Lenore Dove nació antes de tiempo, con apenas siete meses en el vientre de su madre. Maude Ivory, su mamá, era todo canto y memoria; una muchacha del Distrito 12 con más melodías que certezas. El pacificador que la embarazó desapareció en cuanto supo la noticia, dejando a Maude Ivory sola frente al parto… y a la muerte.
Lenore llegó llorando al mundo y Maude lo dejó sin llegar a cantarle una sola canción.
Siguiendo con la tradición de la Bandada, su nombre es compuesto, por un poema y un color. Lenore Dove.
Así fue como la criaron sus tíos: Clerk Carmine y Tam Amber. Su refugio, sus raíces. Eran artistas errantes, soñadores testarudos que le contaban la historia de la Bandada cuando caminaban de distrito en distrito. Le hablaron de Lucy Gray Baird como se habla de una leyenda prohibida, como se murmura el nombre de una heroína sepultada en el silencio. “Ese nombre no se dice en voz alta”, le advirtió Clark Carmine con una sonrisa triste y la mirada perdida,
Lenore siempre supo que no encajaba.
En el Distrito 12 la miraban como si fuera de otro mundo: bailaba sin música, cantaba con las manos, lloraba por lo que nadie más parecía notar.

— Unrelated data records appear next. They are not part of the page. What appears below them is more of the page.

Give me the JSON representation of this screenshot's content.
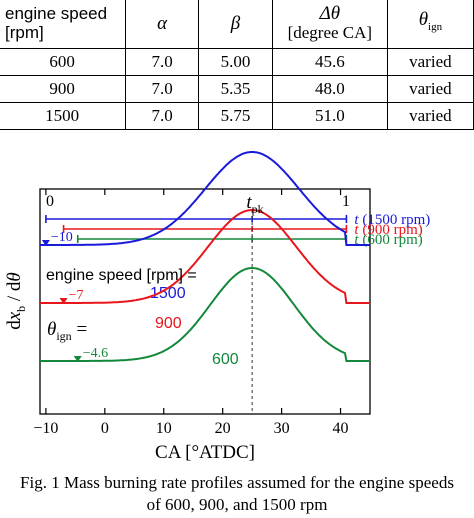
{
  "table": {
    "headers": {
      "speed_line1": "engine speed",
      "speed_line2": "[rpm]",
      "alpha": "α",
      "beta": "β",
      "delta_theta": "Δθ",
      "delta_theta_unit": "[degree CA]",
      "theta": "θ",
      "theta_sub": "ign"
    },
    "rows": [
      [
        "600",
        "7.0",
        "5.00",
        "45.6",
        "varied"
      ],
      [
        "900",
        "7.0",
        "5.35",
        "48.0",
        "varied"
      ],
      [
        "1500",
        "7.0",
        "5.75",
        "51.0",
        "varied"
      ]
    ]
  },
  "chart_data": {
    "type": "line",
    "xlabel": "CA [°ATDC]",
    "ylabel": "dx_b / dθ",
    "xlim": [
      -11,
      45
    ],
    "x_ticks": [
      -10,
      0,
      10,
      20,
      30,
      40
    ],
    "y_ticks_labeled": false,
    "grid": false,
    "series": [
      {
        "name": "1500",
        "color": "#1a1adb",
        "theta_ign": -10,
        "end": 41,
        "peak": 25,
        "offset": 2.0,
        "amplitude": 1.0,
        "alpha": 7.0,
        "beta": 5.75
      },
      {
        "name": "900",
        "color": "#e8161c",
        "theta_ign": -7,
        "end": 41,
        "peak": 25,
        "offset": 1.6,
        "amplitude": 1.0,
        "alpha": 7.0,
        "beta": 5.35
      },
      {
        "name": "600",
        "color": "#13883b",
        "theta_ign": -4.6,
        "end": 41,
        "peak": 25,
        "offset": 1.2,
        "amplitude": 1.0,
        "alpha": 7.0,
        "beta": 5.0
      }
    ],
    "bracket_labels": [
      {
        "text": "t",
        "suffix": "(1500 rpm)",
        "color": "#1a1adb"
      },
      {
        "text": "t",
        "suffix": "(900 rpm)",
        "color": "#e8161c"
      },
      {
        "text": "t",
        "suffix": "(600 rpm)",
        "color": "#13883b"
      }
    ],
    "t_zero_label": "0",
    "t_one_label": "1",
    "t_peak_label": "t",
    "t_peak_sub": "pk",
    "speed_label": "engine speed [rpm] =",
    "theta_ign_label": "θ",
    "theta_ign_sub": "ign",
    "theta_ign_eq": " =",
    "ign_value_labels": [
      "−10",
      "−7",
      "−4.6"
    ]
  },
  "caption": {
    "line1": "Fig. 1  Mass burning rate profiles assumed for the engine speeds",
    "line2": "of 600, 900, and 1500 rpm"
  }
}
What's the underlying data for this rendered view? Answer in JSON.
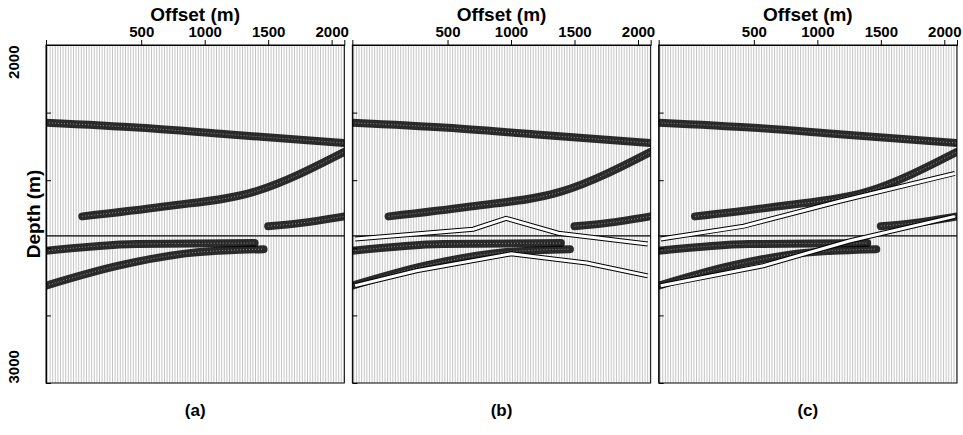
{
  "chart_data": {
    "type": "seismic_wiggle",
    "x_label": "Offset (m)",
    "y_label": "Depth (m)",
    "xlim": [
      -250,
      2100
    ],
    "xticks": [
      500,
      1000,
      1500,
      2000
    ],
    "ylim": [
      2000,
      3000
    ],
    "yticks": [
      2000,
      3000
    ],
    "yminor_ticks": [
      2200,
      2400,
      2600,
      2800
    ],
    "reference_depth": 2565,
    "events": [
      {
        "offset": [
          -250,
          500,
          1200,
          2100
        ],
        "depth": [
          2230,
          2245,
          2265,
          2290
        ]
      },
      {
        "offset": [
          36,
          679,
          1393,
          2100
        ],
        "depth": [
          2507,
          2478,
          2434,
          2316
        ]
      },
      {
        "offset": [
          -250,
          321,
          893,
          1464
        ],
        "depth": [
          2712,
          2653,
          2615,
          2604
        ]
      },
      {
        "offset": [
          1500,
          1750,
          2100
        ],
        "depth": [
          2536,
          2527,
          2507
        ]
      },
      {
        "offset": [
          -250,
          464,
          1393
        ],
        "depth": [
          2609,
          2589,
          2586
        ]
      }
    ],
    "panels": [
      {
        "label": "(a)",
        "picks": []
      },
      {
        "label": "(b)",
        "picks": [
          {
            "offset": [
              -228,
              702,
              962,
              1372,
              2077
            ],
            "depth": [
              2574,
              2545,
              2513,
              2557,
              2589
            ]
          },
          {
            "offset": [
              -228,
              255,
              1000,
              1595,
              2077
            ],
            "depth": [
              2712,
              2668,
              2618,
              2645,
              2683
            ]
          }
        ]
      },
      {
        "label": "(c)",
        "picks": [
          {
            "offset": [
              -234,
              420,
              1167,
              2083
            ],
            "depth": [
              2574,
              2536,
              2463,
              2380
            ]
          },
          {
            "offset": [
              -234,
              573,
              1252,
              2083
            ],
            "depth": [
              2712,
              2653,
              2580,
              2507
            ]
          }
        ]
      }
    ]
  }
}
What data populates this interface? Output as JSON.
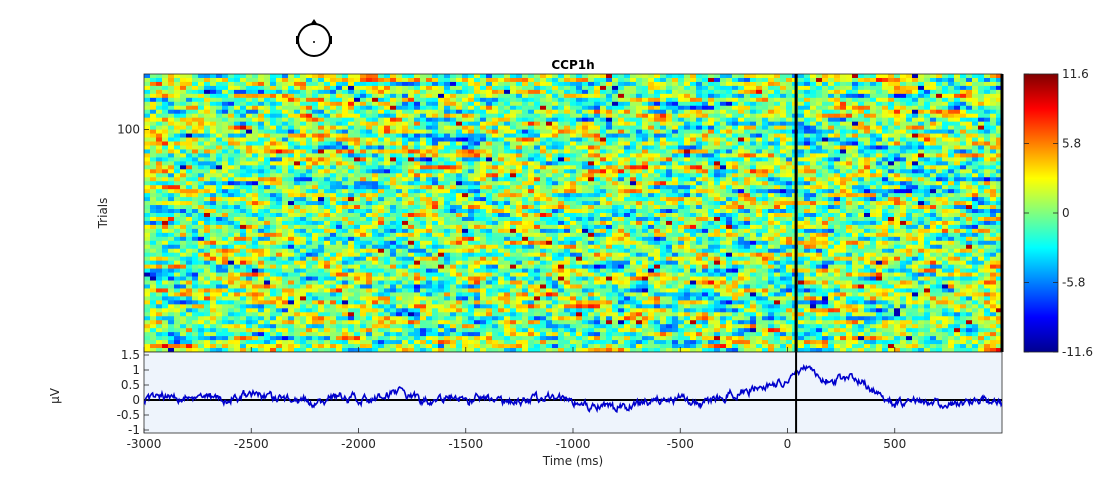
{
  "chart_data": [
    {
      "type": "heatmap",
      "title": "CCP1h",
      "ylabel": "Trials",
      "xlim": [
        -3000,
        1000
      ],
      "ylim": [
        0,
        125
      ],
      "y_ticks": [
        100
      ],
      "event_markers_ms": [
        40,
        1000
      ],
      "colorbar": {
        "range": [
          -11.6,
          11.6
        ],
        "ticks": [
          11.6,
          5.8,
          0,
          -5.8,
          -11.6
        ],
        "tick_labels": [
          "11.6",
          "5.8",
          "0",
          "-5.8",
          "-11.6"
        ],
        "colormap": "jet"
      }
    },
    {
      "type": "line",
      "ylabel": "μV",
      "xlabel": "Time (ms)",
      "xlim": [
        -3000,
        1000
      ],
      "ylim": [
        -1.1,
        1.6
      ],
      "x_ticks": [
        -3000,
        -2500,
        -2000,
        -1500,
        -1000,
        -500,
        0,
        500
      ],
      "x_tick_labels": [
        "-3000",
        "-2500",
        "-2000",
        "-1500",
        "-1000",
        "-500",
        "0",
        "500"
      ],
      "y_ticks": [
        1.5,
        1,
        0.5,
        0,
        -0.5,
        -1
      ],
      "y_tick_labels": [
        "1.5",
        "1",
        "0.5",
        "0",
        "-0.5",
        "-1"
      ],
      "series": [
        {
          "x": [
            -3000,
            -2900,
            -2800,
            -2700,
            -2600,
            -2500,
            -2400,
            -2300,
            -2200,
            -2100,
            -2000,
            -1900,
            -1800,
            -1700,
            -1600,
            -1500,
            -1400,
            -1300,
            -1200,
            -1100,
            -1000,
            -900,
            -800,
            -700,
            -600,
            -500,
            -400,
            -300,
            -200,
            -100,
            0,
            40,
            100,
            150,
            200,
            250,
            300,
            350,
            400,
            450,
            500,
            600,
            700,
            800,
            900,
            1000
          ],
          "values": [
            0.0,
            0.15,
            0.05,
            0.1,
            0.0,
            0.2,
            0.1,
            0.05,
            -0.1,
            0.15,
            0.0,
            0.05,
            0.3,
            -0.05,
            0.1,
            0.0,
            0.1,
            -0.1,
            0.0,
            0.1,
            -0.05,
            -0.2,
            -0.25,
            -0.1,
            0.0,
            0.05,
            -0.15,
            0.1,
            0.3,
            0.4,
            0.6,
            1.0,
            1.1,
            0.8,
            0.5,
            0.7,
            0.75,
            0.55,
            0.3,
            0.0,
            -0.1,
            0.0,
            -0.15,
            -0.1,
            0.0,
            -0.1
          ]
        }
      ]
    }
  ],
  "colors": {
    "erp_line": "#0000cc",
    "erp_background": "#eef4fc",
    "markers": "#000000"
  }
}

Era histriónica, sí, pero también intensa, furiosa. Cuando amaba, lo hacía sin medida. Cuando odiaba, ardía.
Si
Odiaba los Juegos del Hambre con cada fibra de su cuerpo. Sabía que no siempre habían existido y se preguntaba, una y otra vez, por qué seguían ahí. ¿Qué clase de sociedad podía festejar la muerte de sus propios hijos? ¿Qué clase de monstruo podía mirar la Arena con una sonrisa?
No podía ser justo. No podía.
Tenía doce años cuando la arrestaron por primera vez. Quemó el escenario principal durante un acto del Capitolio. Su tío Clerk Carmine, entre resignado y orgulloso, dijo que le recordaba a Billy Taupe. Y cuando golpeó a un pacificador que maltrató a una anciana, volvió a ser arrestada. “Es que sientes demasiado, Lenore Dove”, le decían. Pero ella no sabía cómo ser de otra manera.
Y aún así, entre tanto fuego, era cálida. Siempre extendía la mano a quien lo necesitaba, con una empatía casi insoportable.
Conoció a Haymitch Abernathy gracias a su primo Burdock. Él no sabía sonte nombres y colores, así que ella se lo enseñó, como quien muestra una estrella nueva en el cielo. Se volvieron amigos primero, amigos de verdad, de esos que se reconocen aunque no se entiendian del todo.
Haymitch se quedaba. Eso bastaba.
Y cuando supo que él también la quería, no dudó. “Somos novios”, le dijo al mundo con el pecho inflado y la risa en la garganta. Él la envolvió en sus brazos, y río con ella. Sabía que la quería. Lo sabía como se saben las cosas verdaderas, sin necesidad de pruebas.
Nunca le contó que estaba con los rebeldes. No quería que lo tocaran, que lo señalaran, que le hicieran daño. Pero no sirvió. El día que lo secuestraron fue por defenderla de un pacificador. Lo llevaron a los Juegos. Y ella no lloró hasta llegar a casa. En la oscuridad, sola, se permitió romperse.
Solo vio una edición de los Juegos. La suya. La de Haymitch.
Cuando su nota de entrenamiento fue un uno, sintió una furia desesperada. Subió al escenario de la plaza y gritó. Si iban a enterrar a Haymitch, a ella también.
La detuvieron.
Y esta vez, no fue solo una celda.
La torturaron. Le dijeron cosas que se clavan como cuchillos.
Uno de los pacificadores, con una sonrisa repugnante, susurró: “Finalmente la mocosa creció”.
Pero Lenore Dove resistió. Porque sus tíos y su primo Burdock le llevaban comida a escondidas. Porque la esperanza se cuela por cualquier rendija.
La liberaron justo cuando Haymitch iba a volver. Pero no lo vio. Clerk Carmine y Tam Amber no dejaron que se quedara ni una noche más. “Es hora de vivir los viejos días de la Bandada”, le dijeron, arrastrándola al bosque.
Y entonces lo descubrieron.
El Distrito 13 seguía en pie.
Los recibieron como refugiados. Sus tíos contaron las historias que Panem había querido enterrar. Y ella, rota y viva, empezó a sanar.
Hoy vive allí. En los silencios del subterráneo, en los recuerdos de canciones, rezando por Haymitch, por Burdock, por el fin de las cosechas.
Sabe que no hay libertad sin memoria, ni justicia sin rebelión.
Y mientras respire, no va a dejar de cantar.